The Good Funeral Guide Blog

Bringing it home

Wednesday, 1 September 2010

Photo by Mel Evans

Denise Meletiche leans over to kiss her son, Army Spc. Pedro A. Millet Meletiche, 20, during a funeral service at the Christ Fellowship Church, in Elizabeth, Meletiche died Sunday, Aug. 22, 2010, during a combat operation in Afghanistan.

At the Dallas Morning News blog, photo editor Guy Reynolds considers the rightness of publishing the photo above. He says, “We often are hesitant to run photos showing the deceased in the paper. I think editors here (and at other papers I’ve worked at) are overly sensitive to publishing these. If the family has invited us to attend and document the event and freely chooses to have its loved one on display then why would we, in the gatekeeper role, disregard their wishes?”

Most newspaper editors would reject this photo in favour of something less direct—a photo in which the “casket is out of focus and in the background,” and he prints an example.

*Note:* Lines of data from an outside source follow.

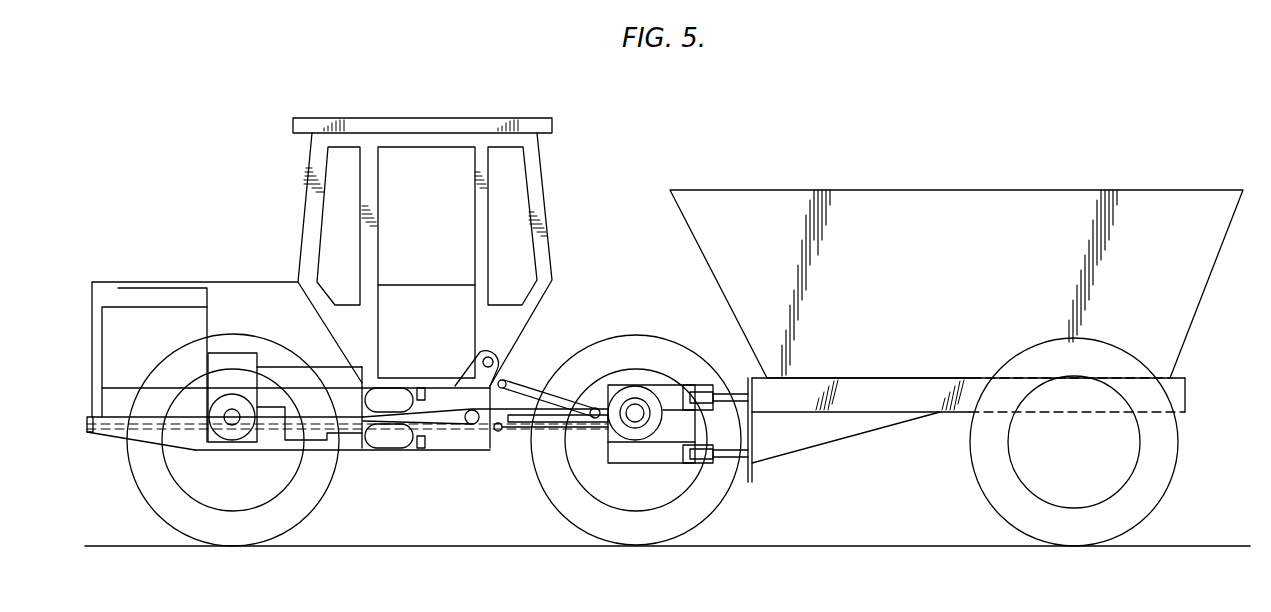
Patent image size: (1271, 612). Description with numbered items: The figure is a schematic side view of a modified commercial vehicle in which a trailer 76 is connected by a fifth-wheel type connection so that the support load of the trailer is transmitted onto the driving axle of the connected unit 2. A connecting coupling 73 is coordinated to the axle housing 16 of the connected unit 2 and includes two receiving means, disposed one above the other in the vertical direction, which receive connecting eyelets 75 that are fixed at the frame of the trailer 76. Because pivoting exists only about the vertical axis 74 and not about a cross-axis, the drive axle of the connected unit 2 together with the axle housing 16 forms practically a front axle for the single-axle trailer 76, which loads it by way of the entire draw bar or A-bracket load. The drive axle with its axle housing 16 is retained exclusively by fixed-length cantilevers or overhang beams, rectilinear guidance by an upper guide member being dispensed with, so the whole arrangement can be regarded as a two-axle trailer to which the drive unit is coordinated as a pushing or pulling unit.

The connected unit 2 is at (628, 358).
The axle housing 16 is at (612, 438).
The connecting coupling 73 is at (701, 374).
The vertical axis 74 is at (690, 463).
The connecting eyelets 75 is at (742, 399).
The trailer 76 is at (973, 178).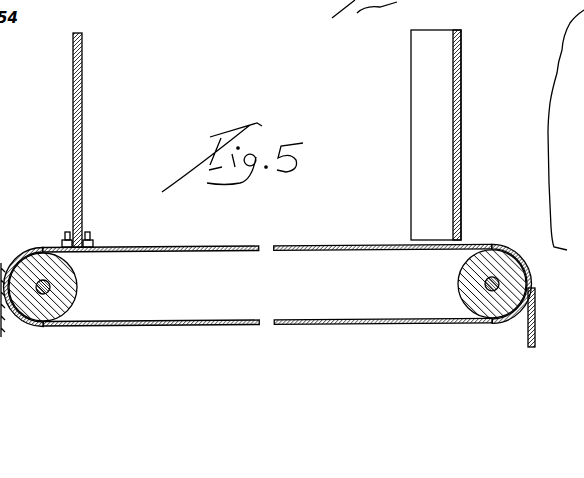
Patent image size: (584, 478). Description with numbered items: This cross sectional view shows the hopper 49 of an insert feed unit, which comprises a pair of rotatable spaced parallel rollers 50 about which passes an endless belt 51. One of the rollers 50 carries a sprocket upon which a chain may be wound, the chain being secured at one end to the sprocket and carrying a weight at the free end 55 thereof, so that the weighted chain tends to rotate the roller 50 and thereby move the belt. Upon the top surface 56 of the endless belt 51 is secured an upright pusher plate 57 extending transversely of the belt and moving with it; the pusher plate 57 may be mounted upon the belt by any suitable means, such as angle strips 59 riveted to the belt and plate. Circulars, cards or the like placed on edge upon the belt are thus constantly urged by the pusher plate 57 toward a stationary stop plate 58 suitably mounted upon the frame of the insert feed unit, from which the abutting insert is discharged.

The hopper 49 is at (430, 195).
The rollers 50 is at (32, 266).
The endless belt 51 is at (203, 250).
The free end 55 is at (537, 305).
The top surface 56 is at (126, 247).
The pusher plate 57 is at (84, 128).
The stop plate 58 is at (424, 107).
The angle strips 59 is at (68, 241).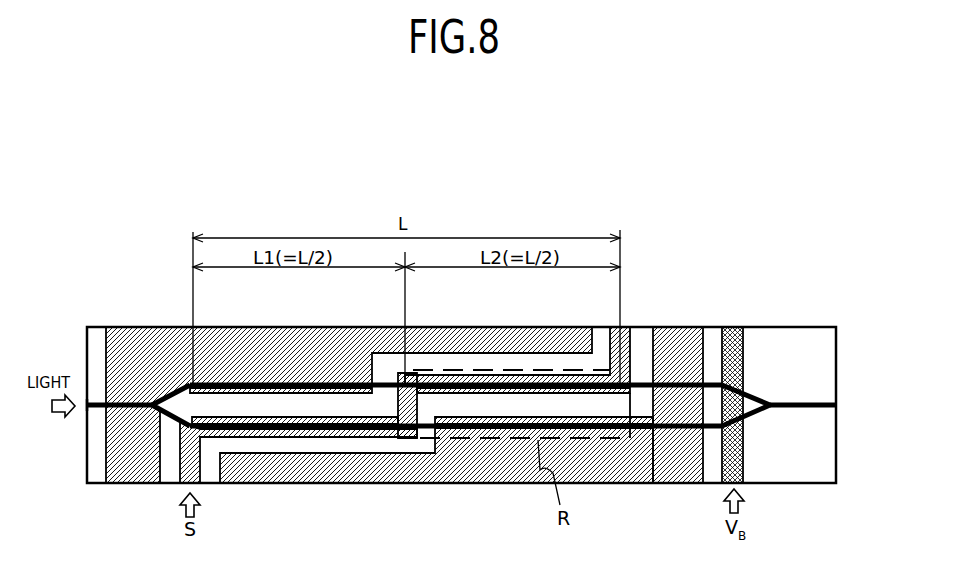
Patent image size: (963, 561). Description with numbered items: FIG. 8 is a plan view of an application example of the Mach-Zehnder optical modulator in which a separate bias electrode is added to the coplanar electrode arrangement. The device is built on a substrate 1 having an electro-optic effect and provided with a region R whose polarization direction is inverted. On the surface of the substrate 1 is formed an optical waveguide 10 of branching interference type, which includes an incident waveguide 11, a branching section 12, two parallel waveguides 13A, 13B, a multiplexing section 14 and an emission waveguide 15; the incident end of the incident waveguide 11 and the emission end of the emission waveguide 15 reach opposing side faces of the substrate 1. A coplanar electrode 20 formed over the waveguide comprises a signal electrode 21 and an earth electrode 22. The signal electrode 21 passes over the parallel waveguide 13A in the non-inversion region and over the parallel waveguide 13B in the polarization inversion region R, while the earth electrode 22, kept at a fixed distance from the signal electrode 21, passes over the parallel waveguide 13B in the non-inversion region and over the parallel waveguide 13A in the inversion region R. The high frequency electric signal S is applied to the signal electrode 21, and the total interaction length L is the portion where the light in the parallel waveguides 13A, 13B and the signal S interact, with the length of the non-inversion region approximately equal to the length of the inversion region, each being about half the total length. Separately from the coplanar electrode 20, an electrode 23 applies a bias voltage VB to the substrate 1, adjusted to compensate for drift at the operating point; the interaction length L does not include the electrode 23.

The substrate 1 is at (837, 352).
The optical waveguide 10 is at (95, 416).
The incident waveguide 11 is at (89, 400).
The branching section 12 is at (141, 402).
The parallel waveguide 13A is at (333, 433).
The parallel waveguide 13B is at (345, 383).
The multiplexing section 14 is at (774, 408).
The emission waveguide 15 is at (830, 411).
The coplanar electrode 20 is at (117, 484).
The signal electrode 21 is at (183, 480).
The earth electrode 22 is at (583, 327).
The electrode 23 is at (718, 478).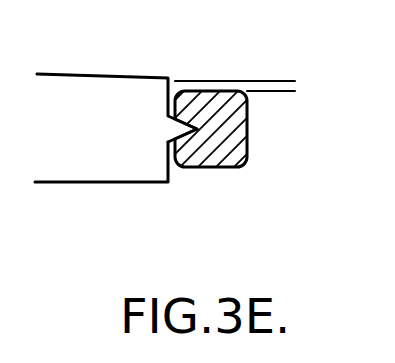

Here’s his reflection on this practice: “Out of sight, out of mind? Are our readers’ sensibilities protected by us deciding that they don’t need to see the face of the dead?”

Here in the UK we do not have the tradition of the visitation where dead people are displayed for a final farewell. For that reason, we are much more easily shocked by photos of dead people—even if they’re out of focus and in the background. So I wonder what effect a photo like the one above would have on people in this country. And I wonder what its effects would be on attitudes to the war in Afghanistan.

Do read Guy Reynolds’ blog here.

4 comments on “Bringing it home

  1. Hannah

    Friday 5th December 2014 at 7:51 pm

    Ok. So, I’m late to the discussion…..As an American Funeral Director and Embalmer, I can tell you first hand the healing and peace that comes from seeing your loved one in a ” restored and restful” appearance. Suggesting that any mother have to see her son who died in tragic circumstances, “au natural” or unmade, is cruel and heartless. My job is to lessen the terrible blow of death. It’s still real. It still hurts, but I can help. Most people in American are there at the death of their loved ones. They have seen them after life has ended. The throws of death are ugly. Many happy tears and thank yous are given once they can see their loved one looking beautiful and at total peace again. That is just one reason my job is so rewarding.

  2. Monday 29th October 2012 at 2:00 pm

    When I wasn’t around to do that, my clients walked around on their daily life with a few long lashes picking out from their natural ones. A wide array of factors can contribute to the delay or late-stage failure of promising products. There are different brands for every part of the eye.

  3. Friday 3rd September 2010 at 8:38 am

    Hypocrisy and inconsistency everywhere one looks – really dead people cannot be shown, while tv and movies present facsimiles of death by the millions each day! And as Jonathan says, when real death appears, it must be sanitized to maintain our illusions.

    Our death, unfortunately for us, will not be a facsimile of anything. We should be as aware of that as possible – the REAL face of death in the media could only benefit us.

    (That the media might exploit this to increase sales is a different issue…)

  4. Jonathan

    Thursday 2nd September 2010 at 9:37 pm

    It may be a dead person, but it looks more like something from Madame Tussads than someone who’s presumably had his guts torn out by a bullet.

    I wouldn’t want to see that in a newspaper; but if it was one of my sons I think I’d feel as if I were betraying him if I didn’t see his body in that condition, and betraying him even more if I had him sanitized in the way this photo appears to show.